Un panorama complet sur une discipline qui est appelée à se renouveler en même temps que son objet est sujet à de fortes mutations

La question agricole est revenue avec force sur le devant de la scène depuis une année 2007 marquée par les émeutes de la faim. Cette crise, en agissant directement sur le prix des aliments et donc sur les conditions de survie des plus pauvres (c'est à dire des ruraux, pour majorité des paysans) a montré les liens forts qu'il existait entre finance et agriculture. Nous assistons depuis, et de manière accélérée, à un accaparement des terres à l'échelle internationale. Volatilité des prix, stratégies de productions, enrichissement et paupérisation, impératifs environnementaux ; autant de bouleversements qui requestionnent la façon de penser l'agriculture et la ruralité en France et dans le monde.

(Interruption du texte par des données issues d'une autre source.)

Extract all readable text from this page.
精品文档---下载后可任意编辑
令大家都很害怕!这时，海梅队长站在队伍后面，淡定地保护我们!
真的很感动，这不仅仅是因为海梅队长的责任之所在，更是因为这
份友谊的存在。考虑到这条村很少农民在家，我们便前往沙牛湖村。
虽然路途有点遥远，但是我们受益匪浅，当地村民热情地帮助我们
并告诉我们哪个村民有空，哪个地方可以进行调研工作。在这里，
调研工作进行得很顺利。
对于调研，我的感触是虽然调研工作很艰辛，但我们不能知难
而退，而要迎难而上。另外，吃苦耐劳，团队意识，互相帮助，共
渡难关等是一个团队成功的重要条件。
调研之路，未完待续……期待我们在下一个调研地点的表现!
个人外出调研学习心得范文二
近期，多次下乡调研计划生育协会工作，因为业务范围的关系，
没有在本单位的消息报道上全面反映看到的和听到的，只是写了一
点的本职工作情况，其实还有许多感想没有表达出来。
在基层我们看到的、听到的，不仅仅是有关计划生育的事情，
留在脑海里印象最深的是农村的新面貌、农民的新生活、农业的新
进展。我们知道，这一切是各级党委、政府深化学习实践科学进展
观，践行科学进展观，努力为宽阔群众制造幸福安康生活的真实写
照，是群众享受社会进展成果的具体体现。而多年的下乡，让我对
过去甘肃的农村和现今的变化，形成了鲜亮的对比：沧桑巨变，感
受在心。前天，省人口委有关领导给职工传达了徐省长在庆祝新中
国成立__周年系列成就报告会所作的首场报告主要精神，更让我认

La volonté des auteurs est donc de proposer des clefs de lecture, ainsi qu'un "programme renouvelé pour une sociologie des mondes agricoles dans la globalisation". Ambition qui avait déjà été annoncé dans un article du numéro d'Etudes Rurales "La sociologie rurale en question" de juillet 2009. Nous pouvons considérer cet ouvrage comme un prolongement de ce travail.

Le livre est organisé autour de chapitres thématisés. Après un retour sur la genèse de la sociologie rurale française, qui prend son essor au lendemain de la seconde guerre mondiale en s'inspirant des premiers travaux des sociologues du XIXème siècle (Marx, Durkheim, Weber), le livre expose et rediscute longuement la théorie de la paysannerie chez Henri Mendras, le sociologue de "La fin des paysans" (1967). La sociologie rurale française a construit sa théorie autour du passage du paysan, à l'agriculteur moderne, alors que la France avait fait le choix, politique, de moderniser son agriculture après-guerre sur un modèle d'exploitation reposant sur la famille et spécialisé en fonction de grands "bassins de production". La sociologie rurale a décrit et accompagnée la fin des structures sociales paysannes et l’avènement d'une agriculture industrielle. L'agriculture est devenue un métier comme les autres tout en gardant des spécificités qui rappellent encore aujourd'hui son origine paysanne. Mais ce modèle, qui devait faire école jusque dans les pays du Sud – car la condition du paysan est trop souvent pensée comme universelle et le développement comme un destin commun pour l'humanité – vole en éclat dans le pays même qui en fait le fer de lance de son agriculture.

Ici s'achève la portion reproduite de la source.